Haltom City’s Best Kept Secret Features a Great Collection of Dog Paintings
FORT WORTH, TX, July 05, 2018 /24-7PressRelease/ — The finest collection of “dog art,” including the famous “The Wounded Companion,” by Richard Ansdell, is now available in a stunning collection at the DFW Elite Toy Museum! Known as Haltom City’s best kept secret, this gem is located at 5940 Eden. Open Monday through Friday between 9 A.M. – 5 P.M. with free admission.
Of course, furry friends are welcome!
The exhibit runs from January 15 through September 30.

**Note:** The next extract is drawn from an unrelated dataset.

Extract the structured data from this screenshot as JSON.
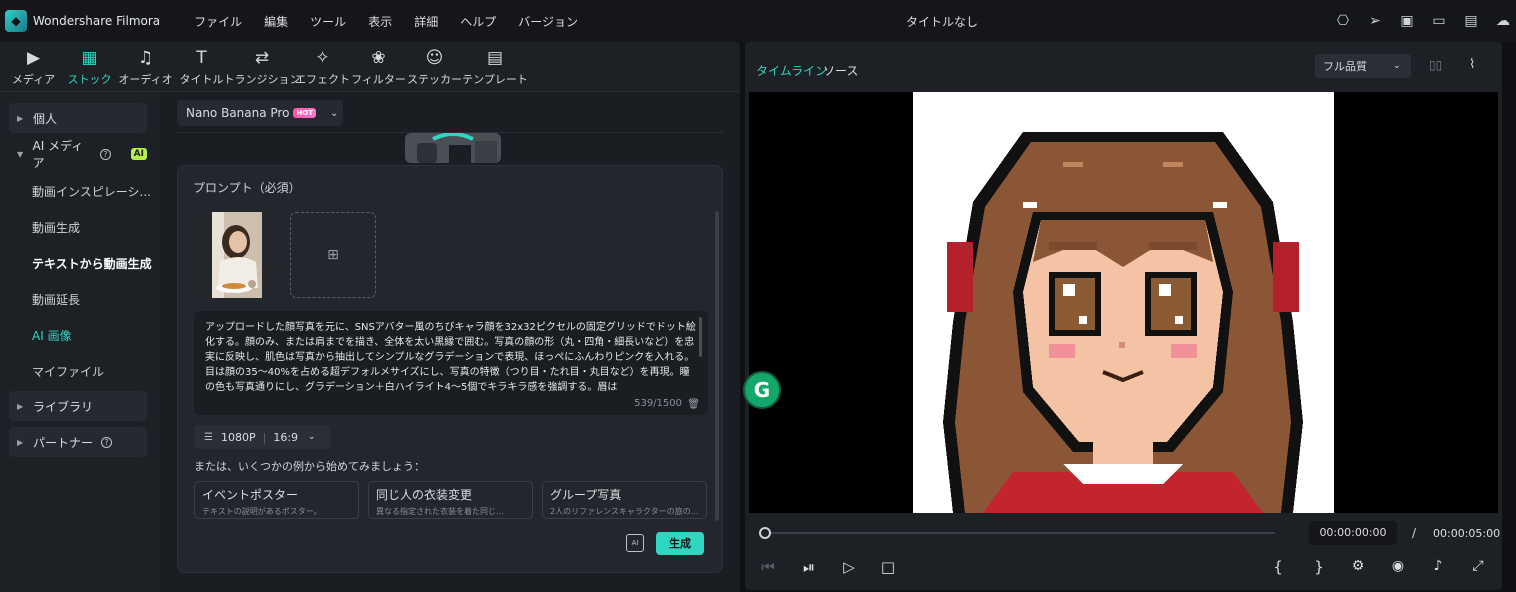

Besides the artwork, the exhibit “It’s A Dog’s Life” also includes a collection of dogs in toys and antiques.
There are four stages to the exhibit:
• A Victorian Period Collage
• A delightful vintage and antique toy display
• A 1930’s Store Window Tapper
• A Lap of Luxury Display.
“It is no secret, my love of dogs,” says the museum owner, Ron Sturgeon. “It was only natural that eventually I would have a dog display at this museum. We have managed to accumulate, in a very short period of time, some of the finest dog art ever painted. We feature some of the greatest artists to ever grace this planet. If you are a dog lover, an art lover, or both, this exhibit will captivate you. This piece by Richard Ansdell is a great example of a creative doing his finest work.”
Richard Ansdell began his art career after leaving the Liverpool Blue Coat School for Orphans. He found work as a portrait painter and also as a sign painter in the Netherlands. His first work to be featured in an academy was in 1835, in the prestigious Liverpool Academy, eventually becoming a student there. His animal oil paintings soon became popular among the wealthy art patrons and soon his exhibit was featured in the Royal Academy in London. For the next forty-four years his paintings were featured at the Royal Academy.
Interestingly, Ansdell received no royal commissions because he refused to paint Queen Victoria’s dogs unless they were brought to his painting studio.
“The Wounded Companion,” also referred to as “The Wounded Hound,” depicts a handler/owner taking care of a wounded hound as the other hounds look on. As is a trademark of Ansdell’s work, this painting manages to attribute an almost human quality to the dogs.
The three largest collections of Ansdell’s works can be found at the Liverpool Walker Art Gallery, the Lytham St. Annes Art Collection and Preston’s Harris Museum.
Some of the other paintings featured at the DFW Elite Toy Museum exhibit include:
• “Otter Hounds Working A Stream,” by Reuben Ward Binks
• “After Dinner Guests” by Louis Eugene Lambert
• “First Point” by George Armfield
• “Why Don’t You Take It” by Currier & Ives
ABOUT DFW ELITE TOY MUSEUM
The DFW Elite Toy Museum began as a hobby for owner Ron Sturgeon, but Sturgeon soon realized that hobbies of collectibles were meant to be shared with the public. Thus began the museum, originally designed as a toy car museum but which soon branched out to include other collectible and antique toy displays. The museum is free to the public and, to reflect Ron’s love of dogs, furry friends are always welcomed with open arms.